On Wednesday morning, Donald Trump, “Tariff Man”, picked up right where he left off Tuesday evening.
In a series of morning tweets, Trump celebrated a Bloomberg scoop about China taking what sound like the first steps towards making good on their promise to “immediately” start buying more U.S. products. First up are LNG and soybeans, and perhaps the best part of Trump’s Wednesday tweet barrage was that the Bloomberg story sounds like it was news to him.
“Very strong signals being sent by China once they returned home from their long trip, including stops, from Argentina”, the President rambled, before hedging his enthusiasm with the following laughably colloquial take:
Not to sound naive or anything, but I believe President Xi meant every word of what he said at our long and hopefully historic meeting. ALL subjects discussed!
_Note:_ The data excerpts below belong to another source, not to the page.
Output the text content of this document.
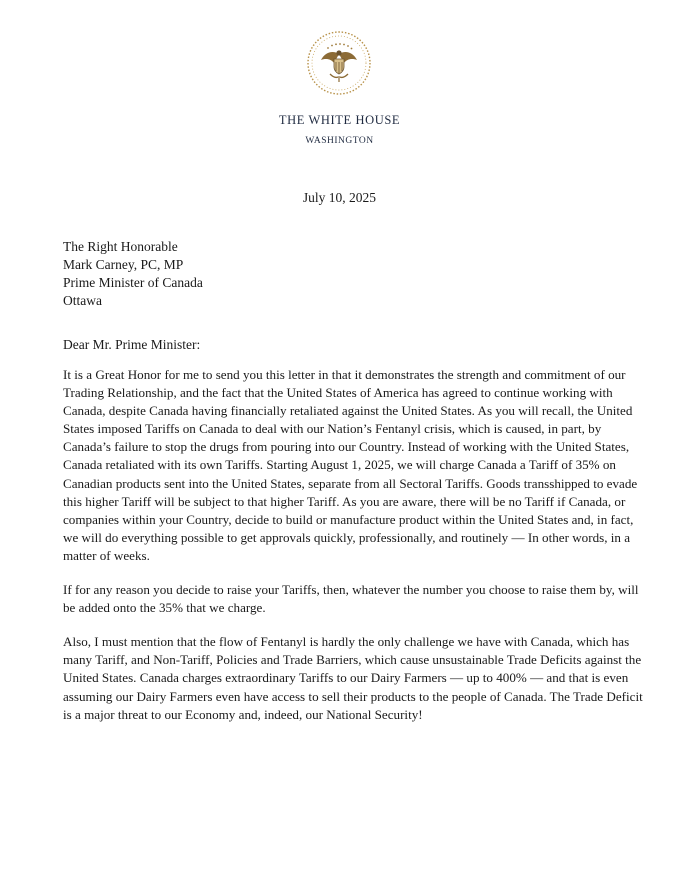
THE WHITE HOUSE
WASHINGTON
July 10, 2025
The Right Honorable
Mark Carney, PC, MP
Prime Minister of Canada
Ottawa
Dear Mr. Prime Minister:

It is a Great Honor for me to send you this letter in that it demonstrates the strength and commitment of our Trading Relationship, and the fact that the United States of America has agreed to continue working with Canada, despite Canada having financially retaliated against the United States. As you will recall, the United States imposed Tariffs on Canada to deal with our Nation’s Fentanyl crisis, which is caused, in part, by Canada’s failure to stop the drugs from pouring into our Country. Instead of working with the United States, Canada retaliated with its own Tariffs. Starting August 1, 2025, we will charge Canada a Tariff of 35% on Canadian products sent into the United States, separate from all Sectoral Tariffs. Goods transshipped to evade this higher Tariff will be subject to that higher Tariff. As you are aware, there will be no Tariff if Canada, or companies within your Country, decide to build or manufacture product within the United States and, in fact, we will do everything possible to get approvals quickly, professionally, and routinely — In other words, in a matter of weeks.

If for any reason you decide to raise your Tariffs, then, whatever the number you choose to raise them by, will be added onto the 35% that we charge.

Also, I must mention that the flow of Fentanyl is hardly the only challenge we have with Canada, which has many Tariff, and Non-Tariff, Policies and Trade Barriers, which cause unsustainable Trade Deficits against the United States. Canada charges extraordinary Tariffs to our Dairy Farmers — up to 400% — and that is even assuming our Dairy Farmers even have access to sell their products to the people of Canada. The Trade Deficit is a major threat to our Economy and, indeed, our National Security!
You’ve got to love that. “Not to sound naive or anything”. Too late!
Trump’s fresh take came after the President spent Tuesday tweet-bragging about the relative merits of tariffs and characterizing himself as a protectionist superhero.
A couple of hours later, Trump changed out of his “Tariff Man” uniform and put on his “commodities strategist” hat to push back on news that OPEC has come to a consensus on production cuts.
News out of Vienna (where OPEC and allied producers are huddled up ahead of tomorrow’s decision) is that the cartel and Russia have agreed to a production cut and the whisper number is 1m b/d.
Suffice to say the details remain unclear in terms of implementation and who will be responsible for shouldering the burden of the cuts, but what is crystal clear is that Trump is against whatever it is OPEC and Russia are planning on doing if those plans involve the word “cut”.
“Hopefully OPEC will be keeping oil flows as is, not restricted”, Trump tweeted, presumably in the middle of the funeral proceedings for President Bush. “The World does not want to see, or need, higher oil prices!”, he continued.
You’re reminded that Trump is a big part of OPEC and Russia’s decision calculus here, and the fact that he’s tweeting seemingly in real-time as the headlines come in from Vienna suggests the recent plunge in prices has not in any way, shape or form mitigated the extent to which he’ll be inclined to push back immediately in the event a cut is announced.
Oil rose on Wednesday as the cut began to take shape, but trimmed gains as the whisper number sounds like it will come in just barely inline with market consensus.
Crude volatility remains elevated following last month’s harrowing price action that found WTI logging its three worst single-day declines since 2015 all within the space of 10 sessions.
So, we’ll see what happens on Thursday. The bottom line is that OPEC and Russia need to figure out how to strike the right balance between allaying market fears around oversupply in an environment where global growth is slowing and not irritating Trump.
You can bet the Saudis haven’t forgotten the “big league” favor Trump just did for Prince Mohammed and it’s probably not a stretch to say that the White House is holding the CIA’s assessment of the Khashoggi killing over Riyadh’s head, effectively blackmailing the Kingdom into keeping a lid on crude prices.